Review: I Am, I Am, I Am: Seventeen Brushes with Death

If you need a frank reminder of life's sometimes terrifying fortuity, look no further than Maggie O'Farrell's chill-inducing memoir, I Am, I Am, I Am. As its subtitle suggests, the 17 essays that compose the book recount in precise, unwavering prose the too-close encounters with death O'Farrell and her loved ones have experienced in her 45 years. Whether it's an ominous exchange with a man who might be sizing her up as a murder victim or the lifelong effects of a debilitating illness, O'Farrell's brisk stories slip effortlessly over the borderline that separates life from death and back again.

Adopting a non-chronological structure, O'Farrell (2010 Costa Novel Award winner for The Hand That First Held Mine) entitles each essay with a body part or system. The pieces call to mind the HBO series Six Feet Under, every episode of which begins with a different kind of death. In similar fashion, after reading the first essay, "Neck"--describing O'Farrell's chance meeting on a hike around a mountain lake with a man who later raped and strangled another young woman on the same path--one approaches the ensuing pieces with a sense of apprehension, if not outright dread.

O'Farrell goes on to relate more than one near-drowning, a confrontation with a machete-wielding robber in Chile and a life-threatening bout of dehydration caused by an amoebic parasite in China. The longest essay, "Cerebellum," is a painfully observant account of O'Farrell's bout of encephalitis in 1980, at age eight, what she calls "the hinge on which my childhood swung." The physical aftermath of the illness has made her life "a series of cover-ups, smoke-screens and sleights of hand."

One of the preoccupations of O'Farrell's book is childbirth. In her case that included an emergency Caesarean section for her first child and a second pregnancy that ended in a "missed miscarriage," where the fetus dies but is not expelled. These traumas culminate in the book's final essay, "Daughter," which begins on Palm Sunday in the Italian countryside, as she and her husband frantically seek aid for their daughter, who's experiencing an episode of anaphylaxis. From there the piece slips effortlessly into a description of O'Farrell's difficulty conceiving after her miscarriage, moves on to offer a nightmarish portrait of her daughter's chronic eczema and then brings to a heart-pounding close the incident that began the story. Apart from its compelling subject matter, it's a masterly demonstration of narrative pacing.

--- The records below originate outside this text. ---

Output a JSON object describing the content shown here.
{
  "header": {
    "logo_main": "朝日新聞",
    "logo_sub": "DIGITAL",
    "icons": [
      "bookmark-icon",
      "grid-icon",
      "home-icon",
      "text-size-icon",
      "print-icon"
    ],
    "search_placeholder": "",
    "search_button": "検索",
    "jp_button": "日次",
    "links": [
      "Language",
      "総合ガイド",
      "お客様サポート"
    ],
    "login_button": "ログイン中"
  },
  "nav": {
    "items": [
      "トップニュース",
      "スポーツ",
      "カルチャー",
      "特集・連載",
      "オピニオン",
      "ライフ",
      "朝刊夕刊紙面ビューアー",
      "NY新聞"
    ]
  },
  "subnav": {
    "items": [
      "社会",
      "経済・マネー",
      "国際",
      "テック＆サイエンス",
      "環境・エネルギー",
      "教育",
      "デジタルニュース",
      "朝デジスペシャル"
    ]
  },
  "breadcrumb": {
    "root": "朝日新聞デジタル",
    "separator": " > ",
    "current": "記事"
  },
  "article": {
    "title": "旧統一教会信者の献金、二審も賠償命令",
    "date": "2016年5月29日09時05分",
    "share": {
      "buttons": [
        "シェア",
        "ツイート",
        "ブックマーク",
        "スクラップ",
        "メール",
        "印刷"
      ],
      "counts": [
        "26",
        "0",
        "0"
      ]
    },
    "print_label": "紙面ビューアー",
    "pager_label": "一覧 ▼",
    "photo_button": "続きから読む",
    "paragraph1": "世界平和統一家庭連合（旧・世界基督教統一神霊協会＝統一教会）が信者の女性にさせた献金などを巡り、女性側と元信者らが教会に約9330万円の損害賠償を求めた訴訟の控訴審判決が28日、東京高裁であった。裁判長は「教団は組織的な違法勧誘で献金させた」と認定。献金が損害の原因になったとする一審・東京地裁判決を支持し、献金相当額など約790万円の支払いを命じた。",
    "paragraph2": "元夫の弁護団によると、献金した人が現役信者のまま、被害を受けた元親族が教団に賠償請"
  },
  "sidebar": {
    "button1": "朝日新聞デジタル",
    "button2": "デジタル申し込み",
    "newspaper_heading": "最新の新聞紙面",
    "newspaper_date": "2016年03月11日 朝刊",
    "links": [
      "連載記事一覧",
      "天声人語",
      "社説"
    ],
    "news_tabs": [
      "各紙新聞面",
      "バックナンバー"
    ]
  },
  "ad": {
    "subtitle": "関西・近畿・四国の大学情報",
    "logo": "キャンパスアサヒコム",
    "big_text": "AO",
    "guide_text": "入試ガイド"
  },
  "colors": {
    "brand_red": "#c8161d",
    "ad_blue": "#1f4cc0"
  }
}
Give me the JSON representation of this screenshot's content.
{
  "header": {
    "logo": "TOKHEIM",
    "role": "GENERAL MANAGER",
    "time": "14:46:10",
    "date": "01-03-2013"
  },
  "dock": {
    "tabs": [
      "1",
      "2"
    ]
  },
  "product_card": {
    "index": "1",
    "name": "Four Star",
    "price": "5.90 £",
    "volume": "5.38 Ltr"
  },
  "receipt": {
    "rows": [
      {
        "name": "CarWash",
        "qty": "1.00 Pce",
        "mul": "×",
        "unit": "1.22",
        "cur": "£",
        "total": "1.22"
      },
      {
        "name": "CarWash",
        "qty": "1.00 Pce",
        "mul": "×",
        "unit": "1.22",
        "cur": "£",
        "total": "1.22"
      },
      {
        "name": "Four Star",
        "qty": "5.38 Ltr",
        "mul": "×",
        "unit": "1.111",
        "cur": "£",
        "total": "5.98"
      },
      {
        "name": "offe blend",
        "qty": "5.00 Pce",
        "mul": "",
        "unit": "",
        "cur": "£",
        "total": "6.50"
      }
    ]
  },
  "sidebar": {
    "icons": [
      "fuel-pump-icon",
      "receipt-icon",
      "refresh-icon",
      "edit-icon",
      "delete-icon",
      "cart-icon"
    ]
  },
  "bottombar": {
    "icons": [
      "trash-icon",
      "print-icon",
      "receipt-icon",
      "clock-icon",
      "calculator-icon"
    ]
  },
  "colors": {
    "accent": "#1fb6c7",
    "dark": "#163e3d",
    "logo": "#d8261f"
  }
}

O'Farrell's lucid prose is equal to the gravity of her concerns: "We are, all of us, wandering about in a state of oblivion, borrowing our time, seizing our days, escaping our fates, slipping through loopholes, unaware of when the axe may fall," she writes. That's a near-perfect summary of the content of this sobering yet life-affirming book, and a persuasive argument for heeding the message to savor every moment of life that is its powerful subtext. --Harvey Freedenberg, freelance reviewer

Shelf Talker: In a collection of striking essays, novelist Maggie O'Farrell describes the too-close encounters with death she and her loved ones have experienced.